Insights from the CONVERGE Canadian Lab Practitioners Exchange:

  • Going from best practice to next practice - how can we ensure that our solutions aren’t just improving safety nets (better variations of what already exists) but instead creating trampolines that redefine the premise of the issue we’re working on? How are we peeling apart the status quo?

  • We need to be non-neutral facilitators holding a strong values set, reshaping preferences by showing alternatives and expanding the possibility space rather than just translating what people bring to us. We need to be critically conscious of the frequent gap between espoused values and what is lived. Behaviour will reveal the dominant mechanics and logic of the system.
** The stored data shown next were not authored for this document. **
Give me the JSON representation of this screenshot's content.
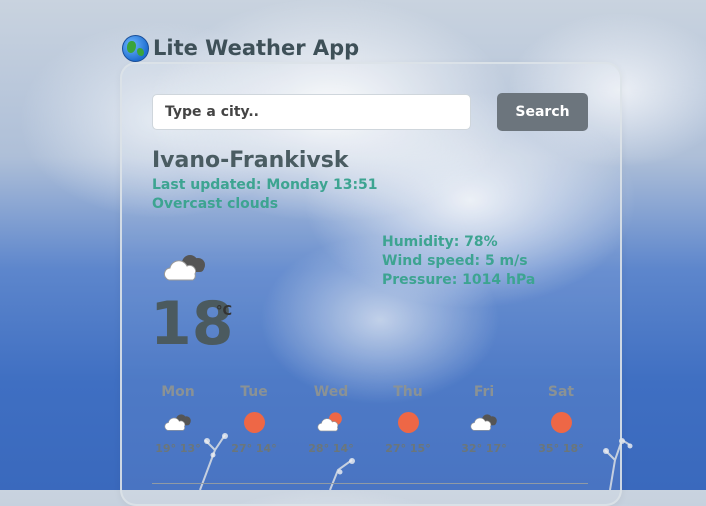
{
  "app": {
    "title": "Lite Weather App",
    "logo_icon": "globe-icon"
  },
  "search": {
    "placeholder": "Type a city..",
    "value": "",
    "button_label": "Search"
  },
  "current": {
    "city": "Ivano-Frankivsk",
    "last_updated": "Last updated: Monday 13:51",
    "description": "Overcast clouds",
    "icon": "clouds-icon",
    "temperature": "18",
    "unit": "°C",
    "humidity": "Humidity: 78%",
    "wind": "Wind speed: 5 m/s",
    "pressure": "Pressure: 1014 hPa"
  },
  "forecast": [
    {
      "day": "Mon",
      "icon": "clouds-icon",
      "temps": "19° 13°"
    },
    {
      "day": "Tue",
      "icon": "sun-icon",
      "temps": "27° 14°"
    },
    {
      "day": "Wed",
      "icon": "partly-cloudy-icon",
      "temps": "28° 14°"
    },
    {
      "day": "Thu",
      "icon": "sun-icon",
      "temps": "27° 15°"
    },
    {
      "day": "Fri",
      "icon": "clouds-icon",
      "temps": "32° 17°"
    },
    {
      "day": "Sat",
      "icon": "sun-icon",
      "temps": "35° 18°"
    }
  ],
  "colors": {
    "accent": "#3da491",
    "button": "#6c757d",
    "sun": "#ee6746",
    "heading": "#4a5c62"
  }
}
  • Tools and processes can be false comforts, giving us a sense that we’re doing innovative work while avoiding the challenge of hosting fundamentally different kinds of human interactions - radically authentic conversations.

  • Be aware of who sets the ‘ends’ of your work - is it you, your funders, clients or the people you’re meant to be serving? Practice uncovering and exposing the differences in endpoints between them. e.g. working with homeless, do they actually want housing and better case management or is something else important to them?

  • Accessible language - how can we make terminology that is easier to understand as a way of opening up the ‘black box’ of lab practice to everyone? Who are you currently excluding with the language you’re choosing to use?

Present Questions

  • What are we collaborating for? To produce innovative products or also dismantle existing power structures? Where is power being held and how is your lab shifting that?

  • Are our well-intentioned attempts at solving social problems actually further reinforcing the status quo?

  • Are we too focussed on process as a way to shift thinking and action?

  • How do we grapple with our own privileges and the length of time it takes to actually make the changes we want to see?

  • Are we making the right decisions about deploying scarce resources for the most important outcomes?